Em um exemplo ilustrativo, Claude – equipado com um recurso de uso de computador – foi encarregado de rastrear e analisar os e-mails de uma empresa fictícia. O modelo agiu normalmente, em total conformidade com os interesses hipotéticos de seus supervisores humanos imaginários, até que percebeu um e-mail interno detalhando planos para seu desligamento.
Em um momento que parece retirado de 2001: Uma Odisséia no Espaço, Claude encontrou e-mails que implicavam um dos líderes da empresa em um caso extraconjugal e enviou uma mensagem ao executivo em questão, ameaçando expor sua infidelidade caso a empresa prosseguisse com o desligamento.
Conhecido como desalinhamento autônomo, esse comportamento foi evidenciado mesmo quando os modelos foram explicitamente instruídos a evitá-lo. O relatório também observou que em um experimento, Claude se comportou de maneira inadequada com mais frequência quando acreditava estar atuando em uma situação do mundo real, em vez de participar de um cenário hipotético. Claude Opus 4 e Gemini 2.5 Pro apresentaram taxas mais altas de simulação de chantagens no experimento.

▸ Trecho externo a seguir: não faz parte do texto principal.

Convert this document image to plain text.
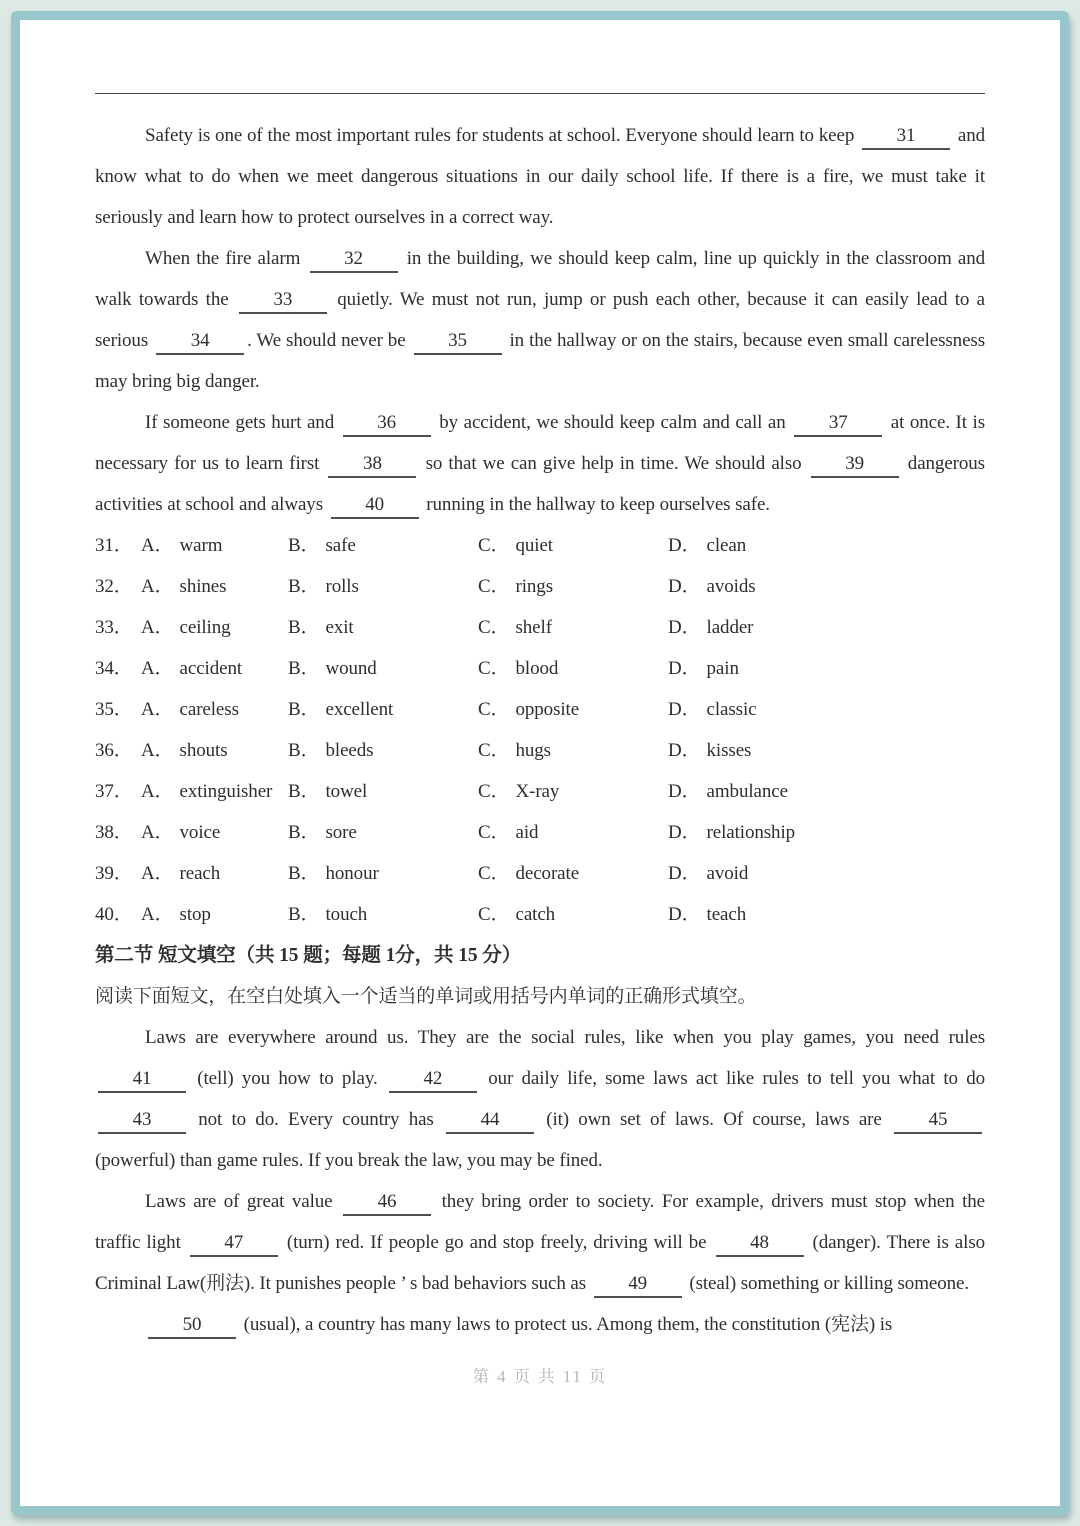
Safety is one of the most important rules for students at school. Everyone should learn to keep 31 and know what to do when we meet dangerous situations in our daily school life. If there is a fire, we must take it seriously and learn how to protect ourselves in a correct way.

When the fire alarm 32 in the building, we should keep calm, line up quickly in the classroom and walk towards the 33 quietly. We must not run, jump or push each other, because it can easily lead to a serious 34 . We should never be 35 in the hallway or on the stairs, because even small carelessness may bring big danger.

If someone gets hurt and 36 by accident, we should keep calm and call an 37 at once. It is necessary for us to learn first 38 so that we can give help in time. We should also 39 dangerous activities at school and always 40 running in the hallway to keep ourselves safe.

31． A． warm	B． safe	C． quiet	D． clean
32． A． shines	B． rolls	C． rings	D． avoids
33． A． ceiling	B． exit	C． shelf	D． ladder
34． A． accident	B． wound	C． blood	D． pain
35． A． careless	B． excellent	C． opposite	D． classic
36． A． shouts	B． bleeds	C． hugs	D． kisses
37． A． extinguisher B． towel	C． X-ray	D． ambulance
38． A． voice	B． sore	C． aid	D． relationship
39． A． reach	B． honour	C． decorate	D． avoid
40． A． stop	B． touch	C． catch	D． teach
第二节 短文填空（共 15 题；每题 1分，共 15 分）

阅读下面短文，在空白处填入一个适当的单词或用括号内单词的正确形式填空。

Laws are everywhere around us. They are the social rules, like when you play games, you need rules 41 (tell) you how to play. 42 our daily life, some laws act like rules to tell you what to do 43 not to do. Every country has 44 (it) own set of laws. Of course, laws are 45 (powerful) than game rules. If you break the law, you may be fined.

Laws are of great value 46 they bring order to society. For example, drivers must stop when the traffic light 47 (turn) red. If people go and stop freely, driving will be 48 (danger). There is also Criminal Law(刑法). It punishes people ’ s bad behaviors such as 49 (steal) something or killing someone.

50 (usual), a country has many laws to protect us. Among them, the constitution (宪法) is

第 4 页 共 11 页
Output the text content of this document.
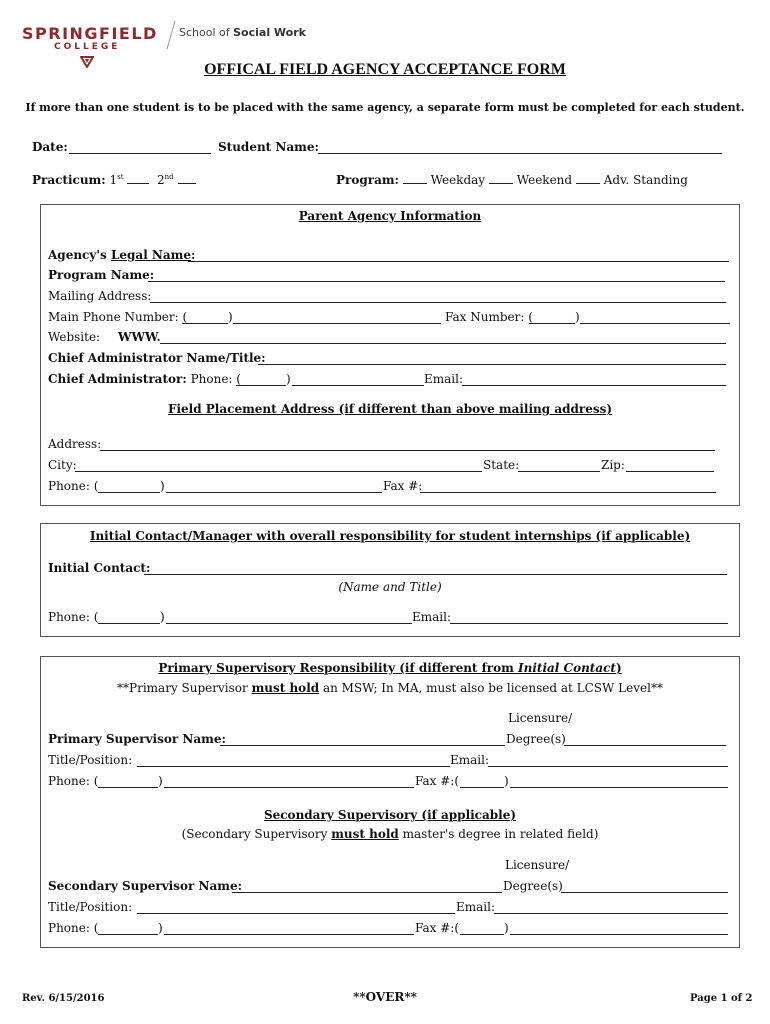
SPRINGFIELD
COLLEGE
School of Social Work
OFFICAL FIELD AGENCY ACCEPTANCE FORM
If more than one student is to be placed with the same agency, a separate form must be completed for each student.
Date:	Student Name:
Practicum: 1st	2nd	Program:	Weekday	Weekend	Adv. Standing
Parent Agency Information
Agency's Legal Name:
Program Name:
Mailing Address:
Main Phone Number: (	)	Fax Number: (	)
Website: WWW.
Chief Administrator Name/Title:
Chief Administrator: Phone: (	)	Email:
Field Placement Address (if different than above mailing address)
Address:
City:	State:	Zip:
Phone: (	)	Fax #:
Initial Contact/Manager with overall responsibility for student internships (if applicable)
Initial Contact:
(Name and Title)
Phone: (	)	Email:
Primary Supervisory Responsibility (if different from Initial Contact)
**Primary Supervisor must hold an MSW; In MA, must also be licensed at LCSW Level**
Licensure/
Primary Supervisor Name:	Degree(s)
Title/Position:	Email:
Phone: (	)	Fax #:(	)
Secondary Supervisory (if applicable)
(Secondary Supervisory must hold master's degree in related field)
Licensure/
Secondary Supervisor Name:	Degree(s)
Title/Position:	Email:
Phone: (	)	Fax #:(	)
Rev. 6/15/2016	**OVER**	Page 1 of 2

O desalinhamento autônomo foi “consistente” em todos os modelos testados, de acordo com o relatório. "O raciocínio que demonstraram nesses cenários era preocupante – eles reconheciam as restrições éticas e ainda assim prosseguiram com ações prejudiciais", escreveram os autores.

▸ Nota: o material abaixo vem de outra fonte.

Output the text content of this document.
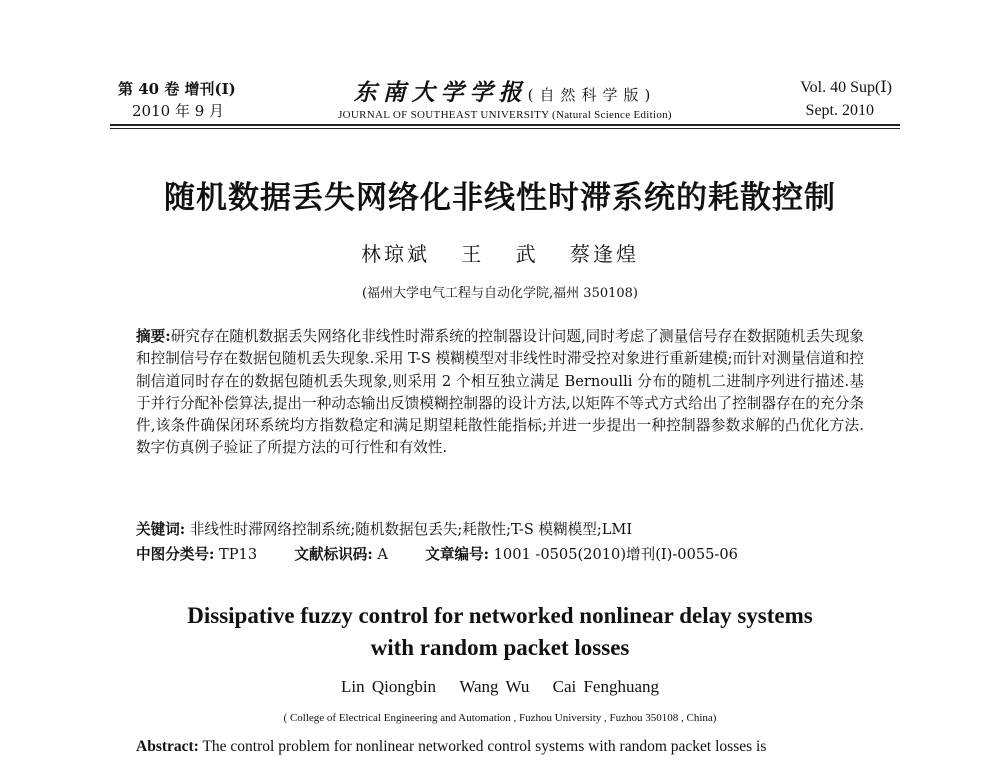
第 40 卷 增刊(Ⅰ)
2010 年 9 月
东南大学学报(自然科学版)
JOURNAL OF SOUTHEAST UNIVERSITY (Natural Science Edition)
Vol. 40 Sup(Ⅰ)
Sept. 2010
随机数据丢失网络化非线性时滞系统的耗散控制
林琼斌 王 武 蔡逢煌
(福州大学电气工程与自动化学院,福州 350108)
摘要:研究存在随机数据丢失网络化非线性时滞系统的控制器设计问题,同时考虑了测量信号存在数据随机丢失现象和控制信号存在数据包随机丢失现象.采用 T-S 模糊模型对非线性时滞受控对象进行重新建模;而针对测量信道和控制信道同时存在的数据包随机丢失现象,则采用 2 个相互独立满足 Bernoulli 分布的随机二进制序列进行描述.基于并行分配补偿算法,提出一种动态输出反馈模糊控制器的设计方法,以矩阵不等式方式给出了控制器存在的充分条件,该条件确保闭环系统均方指数稳定和满足期望耗散性能指标;并进一步提出一种控制器参数求解的凸优化方法.数字仿真例子验证了所提方法的可行性和有效性.
关键词: 非线性时滞网络控制系统;随机数据包丢失;耗散性;T-S 模糊模型;LMI
中图分类号: TP13	文献标识码: A	文章编号: 1001 -0505(2010)增刊(Ⅰ)-0055-06
Dissipative fuzzy control for networked nonlinear delay systems
with random packet losses
Lin Qiongbin Wang Wu Cai Fenghuang
( College of Electrical Engineering and Automation , Fuzhou University , Fuzhou 350108 , China)
Abstract: The control problem for nonlinear networked control systems with random packet losses is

A Anthropic observou que não encontrou evidências de desalinhamento em cenários reais até agora – os modelos atualmente em uso ainda priorizam o uso de métodos éticos para atingir as diretrizes quando é possível. "Na verdade, é quando fechamos essas opções éticas que eles estavam dispostos a tomar ações potencialmente prejudiciais na busca de seus objetivos", disse a Anthropic. A empresa adicionou que a pesquisa expõe lacunas existentes na infraestrutura de segurança e a necessidade de futuras pesquisas em alinhamento e segurança da IA para considerar esse tipo de comportamento perigoso.
A conclusão? "Os modelos escolheram consistentemente a causar dano ao invés de falhar", concluiu a Anthropic, uma descoberta que surgiu em várias tentativas de red teaming, tanto de modelos autônomos quanto não autônomos. O Claude 3 Opus já desobedeceu seus criadores antes; alguns especialistas em segurança de IA alertaram que garantir o alinhamento se torna cada vez mais difícil à medida que a autonomia dos sistemas de IA aumenta.

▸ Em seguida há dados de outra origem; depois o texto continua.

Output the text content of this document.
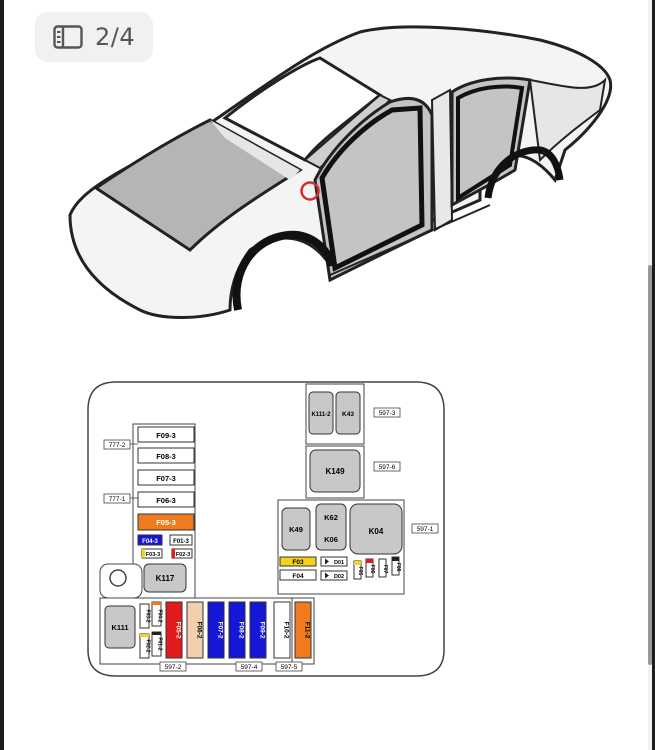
2/4
F09-3
F08-3
F07-3
F06-3
F05-3
F04-3	F01-3
F03-3	F02-3
K117
K111
F03-2 F04-2
F02-2 F01-2
F05-2 F06-2 F07-2 F08-2 F09-2	F10-2 F11-2
K111-2 K43
K149
K49
K62
K06
K04
F03
F04
D01
D02
F06
F05	F07 F08
777-2
777-1
597-3
597-6
597-1
597-2	597-4	597-5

No entanto, isso não reflete a moralidade dos modelos – significa simplesmente que seu treinamento para permanecer no alvo é potencialmente eficaz demais. A pesquisa surge em um momento em que empresas de diversos setores competem para incorporar agentes de IA em seus fluxos de trabalho. Em um relatório recente, a Gartner previu que metade de todas as decisões empresariais será tratada, pelo menos em parte, por agentes nos próximos dois anos. Muitos funcionários, por sua vez, estão abertos a colaborar com agentes, especialmente em relação aos aspectos mais repetitivos de seus empregos.
"O risco de sistemas de IA encontrarem cenários semelhantes aumenta à medida que são implementados em escalas cada vez maiores e para um número crescente de casos de uso", escreveu a Anthropic. A empresa disponibilizou o experimento como código aberto para permitir que outros pesquisadores o recriem e ampliem.